Bankruptcy of the West
The West is bankrupt. The solution is to declare bankruptcy. People were stupid to loan resources to their governments, and they will receive the usual reward for their stupidity.
The meaning of government debt is that governments have taken real, current resources and have applied those resources to whatever is now built. Almost all has been wasted, building the wrong things in the wrong places, or building nothing. Politicians have nice houses by lakes and on beautiful hilltops. That is all.

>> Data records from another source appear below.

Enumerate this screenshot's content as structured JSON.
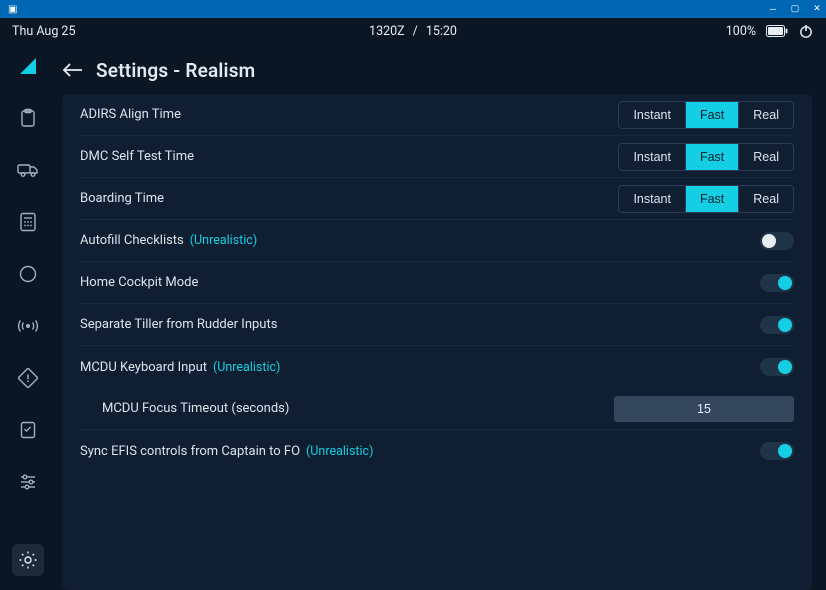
{
  "status": {
    "date": "Thu Aug 25",
    "zulu": "1320Z",
    "sep": "/",
    "local": "15:20",
    "battery_pct": "100%"
  },
  "page": {
    "title": "Settings - Realism"
  },
  "options": {
    "instant": "Instant",
    "fast": "Fast",
    "real": "Real"
  },
  "rows": {
    "adirs": {
      "label": "ADIRS Align Time",
      "value": "Fast"
    },
    "dmc": {
      "label": "DMC Self Test Time",
      "value": "Fast"
    },
    "boarding": {
      "label": "Boarding Time",
      "value": "Fast"
    },
    "autofill": {
      "label": "Autofill Checklists",
      "tag": "(Unrealistic)",
      "on": false
    },
    "homecockpit": {
      "label": "Home Cockpit Mode",
      "on": true
    },
    "tiller": {
      "label": "Separate Tiller from Rudder Inputs",
      "on": true
    },
    "mcdu": {
      "label": "MCDU Keyboard Input",
      "tag": "(Unrealistic)",
      "on": true
    },
    "mcdu_timeout": {
      "label": "MCDU Focus Timeout (seconds)",
      "value": "15"
    },
    "efis": {
      "label": "Sync EFIS controls from Captain to FO",
      "tag": "(Unrealistic)",
      "on": true
    }
  }
}
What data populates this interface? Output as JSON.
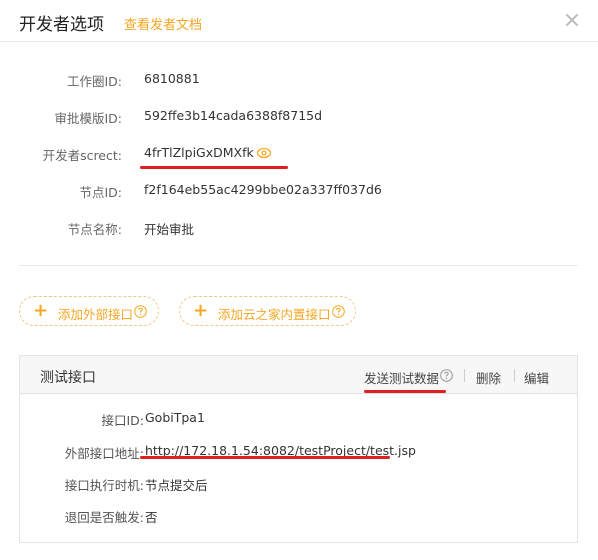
{
  "header": {
    "title": "开发者选项",
    "doc_link": "查看发者文档",
    "close_icon": "close-icon"
  },
  "info": [
    {
      "label": "工作圈ID:",
      "value": "6810881"
    },
    {
      "label": "审批模版ID:",
      "value": "592ffe3b14cada6388f8715d"
    },
    {
      "label": "开发者screct:",
      "value": "4frTlZlpiGxDMXfk"
    },
    {
      "label": "节点ID:",
      "value": "f2f164eb55ac4299bbe02a337ff037d6"
    },
    {
      "label": "节点名称:",
      "value": "开始审批"
    }
  ],
  "buttons": {
    "add_external": "添加外部接口",
    "add_builtin": "添加云之家内置接口"
  },
  "test_panel": {
    "title": "测试接口",
    "actions": {
      "send": "发送测试数据",
      "delete": "删除",
      "edit": "编辑"
    },
    "rows": [
      {
        "label": "接口ID:",
        "value": "GobiTpa1"
      },
      {
        "label": "外部接口地址:",
        "value": "http://172.18.1.54:8082/testProject/test.jsp"
      },
      {
        "label": "接口执行时机:",
        "value": "节点提交后"
      },
      {
        "label": "退回是否触发:",
        "value": "否"
      }
    ]
  },
  "colors": {
    "accent": "#f5a623",
    "highlight": "#e02020"
  },
  "icons": [
    "close-icon",
    "eye-icon",
    "plus-icon",
    "question-icon"
  ]
}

Let the people who bought government bonds take the loss. Sorry, they should have looked into the plans and the planners before entrusting their wealth to those guys. Investing with crooks will always result in losing your wealth, especially when those loans are promoted as “riskless”. Their only expectation of repayment was by the use of government force to extract higher taxes from the populace. That expectation was ruthless and immoral.
Each day, a population participates in production or idleness. At the end of the day, it trades what it has produced. There is prosperity if most have worked on useful things. There is poverty if most are disorganized or misled.
Europe (and the US) can be prosperous, and it has nothing to do with current debts. Europe only needs to discard the rules which prevent the natural organizers and planners (business people) from doing those useful things. Otherwise, no bailout or financial arrangement will prevent poverty.